KENTİMİZDEKİ GÜZELLİKLER, BİR DİLEK VE BİR KAÇ ELEŞTİRİ

Hızırtepe’nin Yeşiltepe mahallesinde engellilerin akülü aküsüz bütün arabalarını tamir eden ve bu arabaları üreten “POLATSAN” adlı bir atölyenin varlığından haberdar mıydınız? Sahibi Aydın Polat’ı tanır mıydınız? Evet kentimizde böyle idealist insanlarda var. 9-10 yıl önce bu fikirlere sahip biri olarak tanımıştım kendisini. Açıkçası başarılı olmasını diliyor ama pekte başarılı olacağına inanmıyordum. Çünkü bu araçları üreten yabancı firmalar her parçanın seri numarasına kadar bilgi veriyor fakat, iş ana beyine gelince oradaki seri numaralarını siliyorlardı. Sakarya Üniversitesi’nde bu araçları incelemeye alan birkaç eloktronik ve bilgisayar öğretim görevlisinin bu noktada bilginin gizlendiğini gördüklerini duymuştum. Aydın Polat yılmamış ve aracını geliştirip gün ışığına çıkarmıştı. Bununla da kalmamış, cüzi bir ücret karşılığı belediyenin bu araçların tamiri için belirlediği şantiyesinde sıra beklemek istemeyen engellilere hizmet vermeye başlamışt. Aydın bey engellilere hem araç üretim ve satışı, hem araç bakımı konularında hizmet vermeye devam ediyor mu bilmiyorum. Keşke bu konu sadece “Polatsan”la sınırlı kalmasa. İlimizden daha başka firmalarda ortaya çıksa. Ne yazık ki engelli bireylerin yaşadıkları istihdam sorununa bağlı olarak satın alma gücü olmadığı için buna pek imkân ve ihtimâl yok.
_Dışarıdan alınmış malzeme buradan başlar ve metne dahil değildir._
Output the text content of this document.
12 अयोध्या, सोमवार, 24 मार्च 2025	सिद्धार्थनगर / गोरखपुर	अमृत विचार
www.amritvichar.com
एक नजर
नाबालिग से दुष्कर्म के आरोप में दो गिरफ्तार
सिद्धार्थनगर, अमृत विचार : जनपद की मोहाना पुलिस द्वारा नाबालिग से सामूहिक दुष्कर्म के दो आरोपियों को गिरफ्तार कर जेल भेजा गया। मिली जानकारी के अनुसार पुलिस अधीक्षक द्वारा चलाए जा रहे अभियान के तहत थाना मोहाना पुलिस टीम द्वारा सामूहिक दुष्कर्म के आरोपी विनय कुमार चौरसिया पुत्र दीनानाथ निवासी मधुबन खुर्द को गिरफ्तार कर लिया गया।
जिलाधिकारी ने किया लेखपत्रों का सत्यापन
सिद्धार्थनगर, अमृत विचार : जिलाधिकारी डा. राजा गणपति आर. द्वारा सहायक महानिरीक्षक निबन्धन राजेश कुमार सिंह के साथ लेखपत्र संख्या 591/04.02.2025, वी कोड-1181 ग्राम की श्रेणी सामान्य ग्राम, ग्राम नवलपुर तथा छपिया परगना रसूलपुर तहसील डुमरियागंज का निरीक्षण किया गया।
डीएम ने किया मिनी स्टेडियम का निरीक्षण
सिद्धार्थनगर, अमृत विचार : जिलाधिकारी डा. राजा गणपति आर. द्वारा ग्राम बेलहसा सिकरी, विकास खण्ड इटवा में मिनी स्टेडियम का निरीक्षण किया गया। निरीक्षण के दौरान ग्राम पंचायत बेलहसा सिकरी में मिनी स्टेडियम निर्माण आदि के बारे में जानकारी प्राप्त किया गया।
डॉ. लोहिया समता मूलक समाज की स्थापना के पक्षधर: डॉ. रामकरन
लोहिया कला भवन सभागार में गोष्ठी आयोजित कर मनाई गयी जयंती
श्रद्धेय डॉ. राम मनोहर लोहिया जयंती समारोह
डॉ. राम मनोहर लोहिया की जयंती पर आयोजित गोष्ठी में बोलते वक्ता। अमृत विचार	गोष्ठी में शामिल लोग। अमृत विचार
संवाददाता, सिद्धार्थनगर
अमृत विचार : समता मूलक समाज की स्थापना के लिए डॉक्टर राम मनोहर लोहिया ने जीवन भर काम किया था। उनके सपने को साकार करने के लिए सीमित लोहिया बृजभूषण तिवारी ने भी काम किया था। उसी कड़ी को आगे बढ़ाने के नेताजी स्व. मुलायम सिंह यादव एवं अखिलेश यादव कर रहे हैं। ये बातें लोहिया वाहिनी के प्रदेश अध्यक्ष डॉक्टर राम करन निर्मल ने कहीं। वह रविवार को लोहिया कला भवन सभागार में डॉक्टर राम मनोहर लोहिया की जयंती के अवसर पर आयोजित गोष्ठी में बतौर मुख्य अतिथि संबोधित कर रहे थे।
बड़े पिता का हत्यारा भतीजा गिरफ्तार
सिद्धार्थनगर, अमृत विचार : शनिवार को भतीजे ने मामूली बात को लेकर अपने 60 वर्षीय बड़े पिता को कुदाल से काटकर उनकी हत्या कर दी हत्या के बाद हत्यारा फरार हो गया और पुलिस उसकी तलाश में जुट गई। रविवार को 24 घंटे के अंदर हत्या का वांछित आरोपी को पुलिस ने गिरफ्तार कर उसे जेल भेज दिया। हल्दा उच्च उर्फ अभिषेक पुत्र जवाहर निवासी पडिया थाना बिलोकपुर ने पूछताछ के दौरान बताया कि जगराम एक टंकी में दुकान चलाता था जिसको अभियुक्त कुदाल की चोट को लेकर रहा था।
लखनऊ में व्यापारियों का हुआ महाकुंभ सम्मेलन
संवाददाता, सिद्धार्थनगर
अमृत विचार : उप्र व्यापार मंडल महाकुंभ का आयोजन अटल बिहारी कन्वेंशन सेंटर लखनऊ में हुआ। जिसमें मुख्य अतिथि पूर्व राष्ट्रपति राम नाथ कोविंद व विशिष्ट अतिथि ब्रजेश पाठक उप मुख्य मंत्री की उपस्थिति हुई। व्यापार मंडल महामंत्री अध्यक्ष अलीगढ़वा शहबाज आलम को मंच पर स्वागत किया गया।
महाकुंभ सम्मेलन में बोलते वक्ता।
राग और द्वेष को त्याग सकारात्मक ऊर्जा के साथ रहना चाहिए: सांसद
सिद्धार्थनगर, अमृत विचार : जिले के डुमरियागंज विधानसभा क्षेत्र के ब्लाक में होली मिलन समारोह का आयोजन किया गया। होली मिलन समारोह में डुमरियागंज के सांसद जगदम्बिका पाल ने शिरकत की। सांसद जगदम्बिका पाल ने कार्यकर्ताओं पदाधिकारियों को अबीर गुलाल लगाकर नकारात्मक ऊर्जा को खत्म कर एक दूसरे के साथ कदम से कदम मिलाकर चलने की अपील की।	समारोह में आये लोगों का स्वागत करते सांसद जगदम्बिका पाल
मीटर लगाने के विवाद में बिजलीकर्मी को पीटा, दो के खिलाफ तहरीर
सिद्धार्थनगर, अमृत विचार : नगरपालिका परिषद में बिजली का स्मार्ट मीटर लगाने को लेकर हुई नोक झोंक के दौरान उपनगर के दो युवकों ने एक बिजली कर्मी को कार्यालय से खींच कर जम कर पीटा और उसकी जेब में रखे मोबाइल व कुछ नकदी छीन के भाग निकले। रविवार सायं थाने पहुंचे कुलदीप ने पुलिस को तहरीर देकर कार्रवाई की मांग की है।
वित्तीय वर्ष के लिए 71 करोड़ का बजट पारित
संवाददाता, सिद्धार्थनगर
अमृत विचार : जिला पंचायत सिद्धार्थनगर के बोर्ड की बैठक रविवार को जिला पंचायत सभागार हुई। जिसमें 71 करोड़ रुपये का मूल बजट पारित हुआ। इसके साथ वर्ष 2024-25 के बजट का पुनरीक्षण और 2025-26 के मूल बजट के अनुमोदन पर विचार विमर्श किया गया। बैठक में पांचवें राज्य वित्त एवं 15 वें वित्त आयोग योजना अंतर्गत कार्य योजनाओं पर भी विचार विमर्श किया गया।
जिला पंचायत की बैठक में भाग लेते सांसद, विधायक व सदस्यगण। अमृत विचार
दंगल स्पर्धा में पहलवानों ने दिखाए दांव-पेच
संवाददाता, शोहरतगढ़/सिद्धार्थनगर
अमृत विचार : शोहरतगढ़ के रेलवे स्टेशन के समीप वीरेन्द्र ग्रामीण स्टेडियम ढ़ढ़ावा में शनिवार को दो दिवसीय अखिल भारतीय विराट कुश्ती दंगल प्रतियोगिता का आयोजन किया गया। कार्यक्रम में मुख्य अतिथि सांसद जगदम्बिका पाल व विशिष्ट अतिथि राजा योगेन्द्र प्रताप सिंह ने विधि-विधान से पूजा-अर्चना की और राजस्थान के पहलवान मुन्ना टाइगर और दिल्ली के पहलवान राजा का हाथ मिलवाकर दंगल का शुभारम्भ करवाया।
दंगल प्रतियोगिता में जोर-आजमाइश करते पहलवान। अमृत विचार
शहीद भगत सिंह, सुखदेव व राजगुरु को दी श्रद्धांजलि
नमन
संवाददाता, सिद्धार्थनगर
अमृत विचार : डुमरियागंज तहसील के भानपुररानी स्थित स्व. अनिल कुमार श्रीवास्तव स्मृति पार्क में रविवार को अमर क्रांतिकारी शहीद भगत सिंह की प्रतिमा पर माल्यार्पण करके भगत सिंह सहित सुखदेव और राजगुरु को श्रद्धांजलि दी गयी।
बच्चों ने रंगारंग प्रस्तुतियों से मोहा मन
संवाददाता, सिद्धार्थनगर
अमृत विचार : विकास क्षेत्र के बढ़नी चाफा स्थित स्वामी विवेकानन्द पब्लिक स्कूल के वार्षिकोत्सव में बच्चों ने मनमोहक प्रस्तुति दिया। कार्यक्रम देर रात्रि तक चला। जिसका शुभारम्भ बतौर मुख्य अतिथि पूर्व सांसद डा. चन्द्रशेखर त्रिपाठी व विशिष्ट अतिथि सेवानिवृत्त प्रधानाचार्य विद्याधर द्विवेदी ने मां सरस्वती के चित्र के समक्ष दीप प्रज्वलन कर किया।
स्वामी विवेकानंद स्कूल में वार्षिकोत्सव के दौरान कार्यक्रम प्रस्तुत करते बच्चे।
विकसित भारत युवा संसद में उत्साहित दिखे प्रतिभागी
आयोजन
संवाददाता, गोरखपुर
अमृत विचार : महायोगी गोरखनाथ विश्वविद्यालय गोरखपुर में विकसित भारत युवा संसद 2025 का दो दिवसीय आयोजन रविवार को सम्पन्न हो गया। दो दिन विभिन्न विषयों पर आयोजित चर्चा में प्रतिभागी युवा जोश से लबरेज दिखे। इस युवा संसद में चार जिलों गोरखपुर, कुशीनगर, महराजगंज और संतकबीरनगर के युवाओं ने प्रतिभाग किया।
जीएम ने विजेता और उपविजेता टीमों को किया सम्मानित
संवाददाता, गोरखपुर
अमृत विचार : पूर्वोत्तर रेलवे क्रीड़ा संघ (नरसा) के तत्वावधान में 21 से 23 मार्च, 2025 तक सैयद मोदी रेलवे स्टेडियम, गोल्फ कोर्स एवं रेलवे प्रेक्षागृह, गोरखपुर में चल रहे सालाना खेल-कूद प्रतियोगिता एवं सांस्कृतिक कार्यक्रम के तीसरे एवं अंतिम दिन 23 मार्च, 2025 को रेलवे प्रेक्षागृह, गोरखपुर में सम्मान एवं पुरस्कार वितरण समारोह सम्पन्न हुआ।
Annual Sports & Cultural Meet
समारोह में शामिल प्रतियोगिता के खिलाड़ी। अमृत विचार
Devlet veya belediyeler alıcı olmazsa ne engellilerin nede üretici firmaların yüzü güler. Engellilerin yüzünü ilk güldüren ilimizin Hendek ilçesinin Belediye Başkanı sayın Ali İnci’ydi. Daha sonra merkez belediyemizde engellinin yüzünü güldüren belediye oldu. Yurt dışında yaşayan Türkler’in kurdukları derneklerle topladıkları araçları 9 yıldır dağıtıyorlardı ki, Büyükşehir Belediyesi Çin malı ithalatçısı bir firmanın Adapazarı bayiiyle anlaşarak bu kervana katıldı.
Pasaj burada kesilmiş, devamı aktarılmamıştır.